About 70 percent of coronavirus cases were transmitted by community contact, 13 percent are from a known contact, and 17 percent have unknown sources.
Despite the widespread belief that coronavirus is worst in the elderly, younger individuals are being diagnosed in San Francisco in the largest numbers, with 24 percent of cases in the 31-40 age category. Ages 18-30 follow with 19 percent of cases, 41-50 years old make up 18 percent, and ages 51-60 account for 16 percent. Residents ages 61-70 make up 12 percent of cases, 6 percent of cases are in the 71-80-year-old range, and ages 81 and older account for just 4 percent of cases.
Men account for 56 percent of cases while women make up 43 percent, with no reported cases so far among trans men or women.
City officials continue to prepare for an anticipated surge in cases by expanding the number of available hospital beds and intensive care beds and testing sits.
“We have seen this happen in many places across the world and this country and we need to be as ready as we possibly can,” Dr. Grant Colfax, head of the Department of Public Health, said Monday. “Our surge capacity continues to increase.”
Colfax said that since January local hospitals have worked to increase intensive care unit beds from 277 to 530, a 91 percent increase. And he said that the regular acute care beds, also known as medical surgery beds, increased from 1,055 to over 1,600, a 52 percent increase.
“We accomplished this by opening previously closed units and by repurposing areas normally used for other functions, such as outpatient surgery,” Colfax said.
That includes the opening Monday of St. Francis Memorial Hospital’s new 48-bed unit for coronavirus patients.
“These extra beds will make a big difference,” Colfax said. “However, there are still plausible scenarios that a large surge can overwhelm even those additional resources.”

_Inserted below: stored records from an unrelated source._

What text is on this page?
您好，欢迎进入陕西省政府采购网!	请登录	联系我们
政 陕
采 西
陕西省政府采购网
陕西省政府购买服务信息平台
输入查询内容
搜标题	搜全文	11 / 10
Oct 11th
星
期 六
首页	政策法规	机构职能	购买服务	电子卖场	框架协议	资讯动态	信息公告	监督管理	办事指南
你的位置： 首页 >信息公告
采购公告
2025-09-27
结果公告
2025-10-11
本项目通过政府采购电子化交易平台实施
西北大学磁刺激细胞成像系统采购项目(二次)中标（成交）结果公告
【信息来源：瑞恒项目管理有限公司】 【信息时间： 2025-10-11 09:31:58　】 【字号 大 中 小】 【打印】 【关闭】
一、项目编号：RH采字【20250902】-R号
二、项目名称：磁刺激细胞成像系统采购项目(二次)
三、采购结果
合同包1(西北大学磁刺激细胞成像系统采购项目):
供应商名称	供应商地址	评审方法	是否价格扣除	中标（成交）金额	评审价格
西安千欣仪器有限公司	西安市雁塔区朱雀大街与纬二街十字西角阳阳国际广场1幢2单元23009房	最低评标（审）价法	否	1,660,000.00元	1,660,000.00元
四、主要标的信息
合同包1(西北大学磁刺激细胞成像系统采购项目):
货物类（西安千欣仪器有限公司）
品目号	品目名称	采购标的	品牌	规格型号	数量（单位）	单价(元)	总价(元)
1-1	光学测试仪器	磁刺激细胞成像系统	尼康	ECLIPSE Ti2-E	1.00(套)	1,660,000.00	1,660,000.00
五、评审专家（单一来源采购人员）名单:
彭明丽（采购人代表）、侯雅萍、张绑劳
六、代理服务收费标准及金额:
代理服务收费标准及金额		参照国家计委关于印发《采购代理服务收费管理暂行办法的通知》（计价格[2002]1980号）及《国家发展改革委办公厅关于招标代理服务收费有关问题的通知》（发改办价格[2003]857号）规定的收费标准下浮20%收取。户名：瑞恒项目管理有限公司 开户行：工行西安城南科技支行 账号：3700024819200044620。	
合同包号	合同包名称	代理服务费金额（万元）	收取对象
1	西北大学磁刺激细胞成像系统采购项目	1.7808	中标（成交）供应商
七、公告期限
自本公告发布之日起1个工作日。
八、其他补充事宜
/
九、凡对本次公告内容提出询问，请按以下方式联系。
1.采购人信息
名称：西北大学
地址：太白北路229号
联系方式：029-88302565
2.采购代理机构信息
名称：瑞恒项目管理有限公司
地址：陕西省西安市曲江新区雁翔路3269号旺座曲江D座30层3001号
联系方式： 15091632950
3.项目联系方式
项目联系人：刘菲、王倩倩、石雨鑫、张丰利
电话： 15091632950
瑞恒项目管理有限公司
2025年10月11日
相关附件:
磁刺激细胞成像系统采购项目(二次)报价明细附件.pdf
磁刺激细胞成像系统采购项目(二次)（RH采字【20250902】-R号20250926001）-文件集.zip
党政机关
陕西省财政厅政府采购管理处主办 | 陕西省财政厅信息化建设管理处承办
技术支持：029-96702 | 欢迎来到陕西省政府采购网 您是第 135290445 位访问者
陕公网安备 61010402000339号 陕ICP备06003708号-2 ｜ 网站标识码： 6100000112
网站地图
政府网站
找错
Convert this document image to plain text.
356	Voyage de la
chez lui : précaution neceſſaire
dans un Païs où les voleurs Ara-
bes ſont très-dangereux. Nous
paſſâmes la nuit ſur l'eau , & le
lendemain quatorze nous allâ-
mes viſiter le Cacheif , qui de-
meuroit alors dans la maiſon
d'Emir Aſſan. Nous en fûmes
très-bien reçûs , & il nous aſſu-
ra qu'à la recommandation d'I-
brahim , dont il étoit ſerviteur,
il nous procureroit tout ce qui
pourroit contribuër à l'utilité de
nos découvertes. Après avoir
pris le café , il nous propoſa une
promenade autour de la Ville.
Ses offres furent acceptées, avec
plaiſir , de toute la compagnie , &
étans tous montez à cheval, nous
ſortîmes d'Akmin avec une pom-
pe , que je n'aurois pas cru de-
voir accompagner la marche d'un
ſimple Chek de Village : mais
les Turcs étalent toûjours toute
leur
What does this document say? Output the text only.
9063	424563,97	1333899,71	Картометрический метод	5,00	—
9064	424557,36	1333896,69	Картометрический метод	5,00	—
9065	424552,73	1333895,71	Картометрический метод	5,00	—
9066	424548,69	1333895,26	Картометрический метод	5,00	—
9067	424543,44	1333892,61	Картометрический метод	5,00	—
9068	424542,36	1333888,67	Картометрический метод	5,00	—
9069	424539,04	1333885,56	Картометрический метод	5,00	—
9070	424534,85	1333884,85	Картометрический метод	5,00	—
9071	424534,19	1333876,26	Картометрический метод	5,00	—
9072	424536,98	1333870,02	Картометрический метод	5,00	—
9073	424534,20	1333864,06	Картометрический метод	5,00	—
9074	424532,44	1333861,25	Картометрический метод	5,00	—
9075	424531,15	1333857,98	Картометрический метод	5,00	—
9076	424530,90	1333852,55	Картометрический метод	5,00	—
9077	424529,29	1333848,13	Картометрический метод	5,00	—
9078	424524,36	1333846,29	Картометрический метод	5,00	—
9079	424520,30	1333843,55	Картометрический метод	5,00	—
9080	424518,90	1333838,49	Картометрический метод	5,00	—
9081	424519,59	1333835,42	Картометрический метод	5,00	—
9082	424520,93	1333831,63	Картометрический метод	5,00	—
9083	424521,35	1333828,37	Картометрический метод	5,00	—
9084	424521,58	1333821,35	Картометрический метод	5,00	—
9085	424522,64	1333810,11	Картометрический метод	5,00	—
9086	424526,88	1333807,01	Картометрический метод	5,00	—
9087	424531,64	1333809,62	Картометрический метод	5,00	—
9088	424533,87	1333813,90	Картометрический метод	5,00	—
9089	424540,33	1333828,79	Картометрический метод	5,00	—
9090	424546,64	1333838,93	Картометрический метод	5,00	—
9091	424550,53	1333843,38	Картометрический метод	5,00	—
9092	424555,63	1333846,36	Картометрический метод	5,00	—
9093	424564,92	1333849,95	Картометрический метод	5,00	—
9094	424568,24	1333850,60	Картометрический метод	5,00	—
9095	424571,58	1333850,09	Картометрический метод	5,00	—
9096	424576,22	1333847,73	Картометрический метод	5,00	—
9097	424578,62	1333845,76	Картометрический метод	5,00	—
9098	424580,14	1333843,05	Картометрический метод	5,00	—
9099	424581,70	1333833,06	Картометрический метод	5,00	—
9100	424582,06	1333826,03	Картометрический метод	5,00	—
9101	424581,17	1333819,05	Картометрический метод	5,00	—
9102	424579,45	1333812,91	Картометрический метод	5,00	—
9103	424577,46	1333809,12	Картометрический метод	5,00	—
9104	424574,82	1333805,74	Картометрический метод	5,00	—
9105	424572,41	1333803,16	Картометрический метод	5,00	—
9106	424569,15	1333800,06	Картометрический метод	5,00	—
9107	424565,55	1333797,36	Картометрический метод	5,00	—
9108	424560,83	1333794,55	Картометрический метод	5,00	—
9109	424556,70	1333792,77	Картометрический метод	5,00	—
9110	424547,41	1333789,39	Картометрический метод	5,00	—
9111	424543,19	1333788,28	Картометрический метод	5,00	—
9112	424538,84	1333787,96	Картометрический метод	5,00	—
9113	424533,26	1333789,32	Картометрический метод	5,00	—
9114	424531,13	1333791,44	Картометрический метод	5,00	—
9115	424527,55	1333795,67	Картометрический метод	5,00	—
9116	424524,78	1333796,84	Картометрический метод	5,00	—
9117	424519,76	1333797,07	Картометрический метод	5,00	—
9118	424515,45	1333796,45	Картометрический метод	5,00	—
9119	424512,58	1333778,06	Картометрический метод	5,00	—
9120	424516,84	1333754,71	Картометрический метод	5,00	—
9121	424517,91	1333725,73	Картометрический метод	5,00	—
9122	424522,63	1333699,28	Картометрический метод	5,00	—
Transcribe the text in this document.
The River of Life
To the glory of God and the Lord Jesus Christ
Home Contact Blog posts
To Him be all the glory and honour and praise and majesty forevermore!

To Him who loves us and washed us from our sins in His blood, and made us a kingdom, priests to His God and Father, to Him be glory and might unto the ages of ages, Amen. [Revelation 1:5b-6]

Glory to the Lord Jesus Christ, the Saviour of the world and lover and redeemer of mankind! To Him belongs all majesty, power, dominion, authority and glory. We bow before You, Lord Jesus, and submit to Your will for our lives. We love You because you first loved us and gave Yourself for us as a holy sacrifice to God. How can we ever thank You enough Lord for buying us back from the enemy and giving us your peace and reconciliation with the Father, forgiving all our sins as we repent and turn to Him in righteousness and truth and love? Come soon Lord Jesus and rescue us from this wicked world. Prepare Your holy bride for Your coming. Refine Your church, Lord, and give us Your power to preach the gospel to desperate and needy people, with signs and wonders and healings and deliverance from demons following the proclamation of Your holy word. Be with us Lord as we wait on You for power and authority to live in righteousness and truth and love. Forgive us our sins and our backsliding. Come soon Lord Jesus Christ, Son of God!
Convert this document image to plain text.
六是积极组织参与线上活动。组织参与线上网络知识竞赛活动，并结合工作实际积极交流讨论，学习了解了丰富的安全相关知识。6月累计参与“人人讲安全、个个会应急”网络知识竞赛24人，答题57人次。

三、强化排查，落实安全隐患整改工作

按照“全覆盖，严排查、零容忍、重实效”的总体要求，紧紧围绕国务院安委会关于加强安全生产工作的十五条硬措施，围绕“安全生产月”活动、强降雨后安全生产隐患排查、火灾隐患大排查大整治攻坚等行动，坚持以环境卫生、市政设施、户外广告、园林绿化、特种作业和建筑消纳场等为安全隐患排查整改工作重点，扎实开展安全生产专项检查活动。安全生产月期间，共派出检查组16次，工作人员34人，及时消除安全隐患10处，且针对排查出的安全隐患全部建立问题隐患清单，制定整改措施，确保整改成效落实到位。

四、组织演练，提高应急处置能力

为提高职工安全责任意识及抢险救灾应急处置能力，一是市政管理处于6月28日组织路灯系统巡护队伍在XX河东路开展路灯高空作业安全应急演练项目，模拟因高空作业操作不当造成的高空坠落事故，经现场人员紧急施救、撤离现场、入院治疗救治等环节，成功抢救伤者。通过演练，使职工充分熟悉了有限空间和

The bed increase doesn’t include the announcement by Gov. Gavin Newsom Monday that he has finalized a deal to open up to 291-beds at the CPMC Pacific Campus at 2333 Buchanan St. The deal is part of Newsom’s overall plan to add 50,000 beds to the state’s existing 75,000 beds. About 30,000 will come from within existing hospitals as the state plans to secure up to 20,000.
Colfax also promised that The City would begin reporting more details around coronavirus beyond just the deaths and new cases as they have been and a new data tracker was announced Tuesday.
Colfax said Monday that about 80 of the positive cases were in local hospitals and half of them in intensive care.